The facility failed to conduct complete and thorough investigations of allegations of physical abuse, neglect, and misappropriation of property for four residents. The facility's policies required the nursing home administrator to investigate and report any allegations of abuse within the required timeframes. However, the facility did not adhere to these policies, resulting in incomplete investigations and failure to notify the Department of the alleged perpetrators. For Resident R120, the facility did not conduct a thorough investigation into an allegation of physical abuse. The resident reported that a nurse attempted to administer an unfamiliar medication and placed her finger in the resident's mouth. Although an alleged perpetrator was identified, the facility failed to notify the Department. Similarly, for Resident R58, the facility did not complete a thorough investigation into the misappropriation of $200. The investigation was not concluded, and the resident's request for reimbursement was not addressed. Resident R22's case involved an allegation of physical abuse where a nurse aide allegedly yanked the resident by the collar. The facility did not document a complete investigation, including interviews with the resident, family members, or other residents. Additionally, Resident R1 reported neglect and disrespectful treatment by staff during an incident involving incontinence.
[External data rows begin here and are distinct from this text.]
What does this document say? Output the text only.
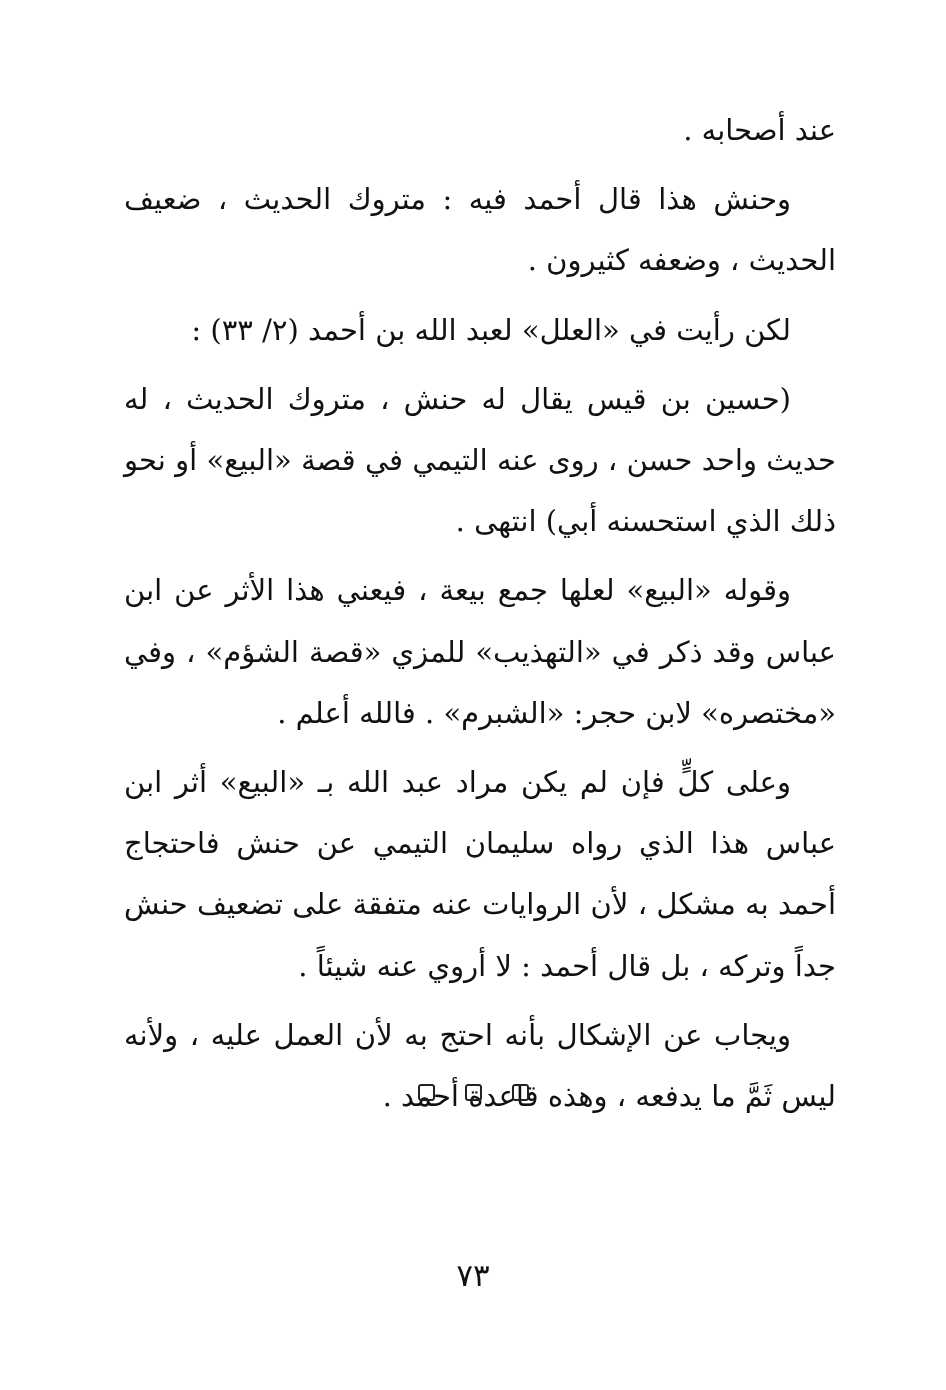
عند أصحابه .

وحنش هذا قال أحمد فيه : متروك الحديث ، ضعيف الحديث ، وضعفه كثيرون .

لكن رأيت في «العلل» لعبد الله بن أحمد (٢/ ٣٣) :

(حسين بن قيس يقال له حنش ، متروك الحديث ، له حديث واحد حسن ، روى عنه التيمي في قصة «البيع» أو نحو ذلك الذي استحسنه أبي) انتهى .

وقوله «البيع» لعلها جمع بيعة ، فيعني هذا الأثر عن ابن عباس وقد ذكر في «التهذيب» للمزي «قصة الشؤم» ، وفي «مختصره» لابن حجر: «الشبرم» . فالله أعلم .

وعلى كلٍّ فإن لم يكن مراد عبد الله بـ «البيع» أثر ابن عباس هذا الذي رواه سليمان التيمي عن حنش فاحتجاج أحمد به مشكل ، لأن الروايات عنه متفقة على تضعيف حنش جداً وتركه ، بل قال أحمد : لا أروي عنه شيئاً .

ويجاب عن الإشكال بأنه احتج به لأن العمل عليه ، ولأنه ليس ثَمَّ ما يدفعه ، وهذه قاعدة أحمد .

٧٣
The facility did not investigate this incident as required, further highlighting the failure to adhere to their abuse prevention policies.

Plan Of Correction

1. A PB-22 was completed for Resident R120. Resident R58 was given $200. The reportable incident regarding Resident R22 on August 13, 2024, will be properly investigated. 2. Grievances for the last 4 months will be audited to ensure proper investigations were done. 3. Staff will be educated on the components of this regulation with an emphasis on properly investigating, preventing, and correcting alleged violations. 4. Grievances will be audited to ensure proper investigations 1x week for 1 month, 2x a month for one month, and then 1x a month for 1 month. 5. The findings of these quality monitorings to be reported to the Quality Assurance/Performance Improvement Committee monthly x6 months.